A quoi pourrait ressembler la future stratégie vaccinale de la France ? S’agira-t-il d’injecter chaque année des doses préventives à des millions d’animaux ? 

Les préconisations contenues dans le rapport ont été remises au ministère en 2021. A l’époque, les épisodes de crises précédents ne portaient que sur les palmipèdes du Sud-Ouest. Il n’y avait pas encore eu d’épidémie massive chez les gallinacés, en Vendée par exemple. Nous avions donc recommandé de vacciner préventivement uniquement des zones d’élevage de palmipèdes à risque dans le Sud-Ouest. Ceci reste vrai, mais il n’existe pas encore de vaccin disponible et autorisé pour les palmipèdes. Mais, l’actualité récente change la donne car plus de 10 millions de gallinacés – pour lesquels des vaccins sont plus avancés sans qu’ils soient encore autorisés – ont été abattus dans l’ouest de la France. Il faudra donc sans doute un vaccin spécifique pour chacune de ces deux espèces. 

Pour développer une vaccination préventive, un dispositif d’alerte et de détection précoce est indispensable. Il existe déjà puisque l’Office International des épizooties (OIE) répertorie les oiseaux sauvages morts porteurs du virus en provenance d’Europe du Nord ou de Russie, avant que leurs congénères ne survolent la France en suivant les couloirs migratoires. Ces informations, renforcées par celles que fournissent les services de l’Etat français (Anses notamment), doivent être utilisées pour déclencher une vaccination.  

Faudra-t-il atteindre l’immunité collective dans les élevages, comme pour le Covid chez l’Homme ? 

Absolument.
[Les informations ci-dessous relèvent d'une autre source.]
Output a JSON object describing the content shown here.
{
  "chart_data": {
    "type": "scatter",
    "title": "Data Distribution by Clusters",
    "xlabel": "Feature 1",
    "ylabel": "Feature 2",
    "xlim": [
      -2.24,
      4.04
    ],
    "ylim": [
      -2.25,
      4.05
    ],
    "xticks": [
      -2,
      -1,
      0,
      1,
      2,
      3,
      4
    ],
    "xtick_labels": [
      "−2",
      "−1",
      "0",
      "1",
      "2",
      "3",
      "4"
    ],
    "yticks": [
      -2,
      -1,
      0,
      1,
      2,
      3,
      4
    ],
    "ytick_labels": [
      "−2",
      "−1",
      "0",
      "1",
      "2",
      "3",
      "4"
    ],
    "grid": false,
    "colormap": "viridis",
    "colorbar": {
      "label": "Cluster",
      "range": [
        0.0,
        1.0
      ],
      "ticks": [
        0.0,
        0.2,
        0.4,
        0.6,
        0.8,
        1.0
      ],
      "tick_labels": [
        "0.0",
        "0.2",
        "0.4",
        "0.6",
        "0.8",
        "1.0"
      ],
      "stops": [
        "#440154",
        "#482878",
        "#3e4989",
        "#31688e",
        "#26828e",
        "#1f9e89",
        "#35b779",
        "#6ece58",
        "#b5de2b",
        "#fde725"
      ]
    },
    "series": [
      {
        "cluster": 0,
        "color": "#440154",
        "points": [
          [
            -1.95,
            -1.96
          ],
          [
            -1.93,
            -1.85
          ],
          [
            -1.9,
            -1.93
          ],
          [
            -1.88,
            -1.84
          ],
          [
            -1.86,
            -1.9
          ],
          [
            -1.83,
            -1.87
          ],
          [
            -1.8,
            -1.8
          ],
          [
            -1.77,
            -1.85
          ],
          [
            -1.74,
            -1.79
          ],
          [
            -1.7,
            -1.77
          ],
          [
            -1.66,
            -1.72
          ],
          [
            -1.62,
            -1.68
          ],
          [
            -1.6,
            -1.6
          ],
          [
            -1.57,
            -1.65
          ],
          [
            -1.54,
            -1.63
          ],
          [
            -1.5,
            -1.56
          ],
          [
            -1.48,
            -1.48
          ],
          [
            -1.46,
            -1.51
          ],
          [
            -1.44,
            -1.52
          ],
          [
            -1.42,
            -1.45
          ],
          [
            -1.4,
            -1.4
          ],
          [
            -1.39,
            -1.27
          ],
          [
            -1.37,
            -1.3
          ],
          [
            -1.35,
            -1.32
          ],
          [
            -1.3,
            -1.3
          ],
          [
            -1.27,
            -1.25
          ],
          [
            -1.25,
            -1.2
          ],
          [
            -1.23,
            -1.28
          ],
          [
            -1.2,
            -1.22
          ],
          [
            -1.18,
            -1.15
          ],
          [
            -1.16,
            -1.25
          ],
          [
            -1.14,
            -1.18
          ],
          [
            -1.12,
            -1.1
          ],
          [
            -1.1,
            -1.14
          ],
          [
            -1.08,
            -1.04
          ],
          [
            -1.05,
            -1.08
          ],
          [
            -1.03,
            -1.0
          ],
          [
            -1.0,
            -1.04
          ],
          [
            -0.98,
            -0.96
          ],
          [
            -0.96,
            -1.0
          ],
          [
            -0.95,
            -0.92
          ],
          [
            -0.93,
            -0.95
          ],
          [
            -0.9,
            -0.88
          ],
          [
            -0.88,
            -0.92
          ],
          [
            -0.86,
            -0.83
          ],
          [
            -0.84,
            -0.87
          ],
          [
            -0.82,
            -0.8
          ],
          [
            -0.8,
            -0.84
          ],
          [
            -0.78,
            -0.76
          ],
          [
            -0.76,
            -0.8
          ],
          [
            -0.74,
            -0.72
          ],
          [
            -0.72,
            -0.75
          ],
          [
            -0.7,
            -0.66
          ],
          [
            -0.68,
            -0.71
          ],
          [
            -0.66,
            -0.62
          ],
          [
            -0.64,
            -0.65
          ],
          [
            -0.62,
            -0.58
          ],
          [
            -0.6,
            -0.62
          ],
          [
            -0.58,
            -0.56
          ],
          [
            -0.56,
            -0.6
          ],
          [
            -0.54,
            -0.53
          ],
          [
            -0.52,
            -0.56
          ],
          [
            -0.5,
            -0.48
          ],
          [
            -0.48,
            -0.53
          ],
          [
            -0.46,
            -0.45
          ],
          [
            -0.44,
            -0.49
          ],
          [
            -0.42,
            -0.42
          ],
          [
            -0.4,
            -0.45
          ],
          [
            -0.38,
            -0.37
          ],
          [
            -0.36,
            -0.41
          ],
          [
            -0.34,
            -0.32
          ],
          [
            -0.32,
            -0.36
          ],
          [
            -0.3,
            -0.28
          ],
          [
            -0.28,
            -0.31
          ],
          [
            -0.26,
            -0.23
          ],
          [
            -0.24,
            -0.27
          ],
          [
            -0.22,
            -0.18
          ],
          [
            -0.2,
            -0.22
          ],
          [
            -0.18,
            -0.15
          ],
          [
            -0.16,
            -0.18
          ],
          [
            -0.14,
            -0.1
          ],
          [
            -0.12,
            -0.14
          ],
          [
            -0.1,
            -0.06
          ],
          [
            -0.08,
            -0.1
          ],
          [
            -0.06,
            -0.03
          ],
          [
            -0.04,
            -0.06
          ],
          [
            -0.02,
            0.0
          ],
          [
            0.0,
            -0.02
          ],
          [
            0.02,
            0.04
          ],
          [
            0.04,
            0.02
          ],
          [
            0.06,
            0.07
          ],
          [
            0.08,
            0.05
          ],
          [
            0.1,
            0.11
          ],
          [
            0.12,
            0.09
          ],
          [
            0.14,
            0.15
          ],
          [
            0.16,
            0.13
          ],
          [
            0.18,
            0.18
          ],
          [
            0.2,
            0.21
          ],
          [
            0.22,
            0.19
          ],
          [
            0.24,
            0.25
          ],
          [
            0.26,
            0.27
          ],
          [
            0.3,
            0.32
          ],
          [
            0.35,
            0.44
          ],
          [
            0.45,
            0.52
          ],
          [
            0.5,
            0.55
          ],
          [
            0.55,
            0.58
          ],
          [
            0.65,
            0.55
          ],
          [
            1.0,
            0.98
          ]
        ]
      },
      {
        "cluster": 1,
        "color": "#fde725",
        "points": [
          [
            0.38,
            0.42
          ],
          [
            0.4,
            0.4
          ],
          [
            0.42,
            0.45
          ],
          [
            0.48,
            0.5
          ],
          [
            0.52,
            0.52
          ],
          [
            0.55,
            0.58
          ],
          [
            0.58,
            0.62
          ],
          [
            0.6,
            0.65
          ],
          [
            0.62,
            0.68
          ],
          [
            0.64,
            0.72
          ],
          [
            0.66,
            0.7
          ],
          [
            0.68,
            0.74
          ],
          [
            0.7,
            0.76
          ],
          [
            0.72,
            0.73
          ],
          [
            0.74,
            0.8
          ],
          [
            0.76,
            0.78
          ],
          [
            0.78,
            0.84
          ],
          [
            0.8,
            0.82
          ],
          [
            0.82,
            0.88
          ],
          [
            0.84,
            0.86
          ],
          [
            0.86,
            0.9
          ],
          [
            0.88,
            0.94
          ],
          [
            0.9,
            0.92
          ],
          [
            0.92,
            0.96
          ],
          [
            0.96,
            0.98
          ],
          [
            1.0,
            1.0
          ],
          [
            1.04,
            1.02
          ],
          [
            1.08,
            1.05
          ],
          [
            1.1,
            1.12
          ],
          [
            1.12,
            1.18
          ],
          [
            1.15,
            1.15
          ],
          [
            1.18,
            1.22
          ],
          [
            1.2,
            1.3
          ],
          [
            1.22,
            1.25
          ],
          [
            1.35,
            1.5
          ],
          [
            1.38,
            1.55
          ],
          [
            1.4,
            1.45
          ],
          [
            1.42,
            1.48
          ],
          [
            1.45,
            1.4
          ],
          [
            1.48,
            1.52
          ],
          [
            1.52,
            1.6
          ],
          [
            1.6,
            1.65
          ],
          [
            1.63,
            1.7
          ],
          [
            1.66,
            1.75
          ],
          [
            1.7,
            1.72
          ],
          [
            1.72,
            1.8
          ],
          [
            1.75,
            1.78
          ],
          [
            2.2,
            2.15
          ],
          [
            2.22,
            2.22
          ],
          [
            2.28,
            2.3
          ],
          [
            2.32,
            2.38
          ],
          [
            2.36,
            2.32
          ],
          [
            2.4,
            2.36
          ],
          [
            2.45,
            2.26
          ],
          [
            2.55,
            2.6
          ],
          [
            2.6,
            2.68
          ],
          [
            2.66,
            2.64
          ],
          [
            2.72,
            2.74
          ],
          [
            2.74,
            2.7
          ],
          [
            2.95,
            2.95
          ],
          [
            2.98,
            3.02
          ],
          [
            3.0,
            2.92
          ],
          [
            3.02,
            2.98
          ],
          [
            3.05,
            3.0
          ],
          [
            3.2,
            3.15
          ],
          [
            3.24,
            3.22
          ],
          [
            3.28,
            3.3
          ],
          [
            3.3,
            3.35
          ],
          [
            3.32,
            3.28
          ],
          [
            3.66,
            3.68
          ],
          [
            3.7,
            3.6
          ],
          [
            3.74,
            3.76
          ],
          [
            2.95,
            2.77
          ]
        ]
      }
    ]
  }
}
Nous savons déjà que les vaccins ne supprimeront pas complètement la circulation virale même s’ils la diminuent grandement. En plus de l’effet protecteur des candidats vaccins et du suivi de leur immunité, cette question de l’immunité collective sera aussi étudiée dans les essais de vaccination sur le terrain qui démarrent ce mois-ci. L’expérimentation dira également quelle voie d’administration doit être choisie pour la vaccination.  

De nombreux pays refusent d’importer des volailles vaccinées. Pourquoi autant de réticences ? 

A partir du moment où on vaccine, on a du mal à faire la part entre des animaux vaccinés et des animaux atteints. D’où cette réticence, y compris en Europe. Mais, des tests immunologiques, qui seront affinés pendant les essais de terrain qui débutent, permettent toutefois de distinguer les animaux vaccinés des animaux atteints. 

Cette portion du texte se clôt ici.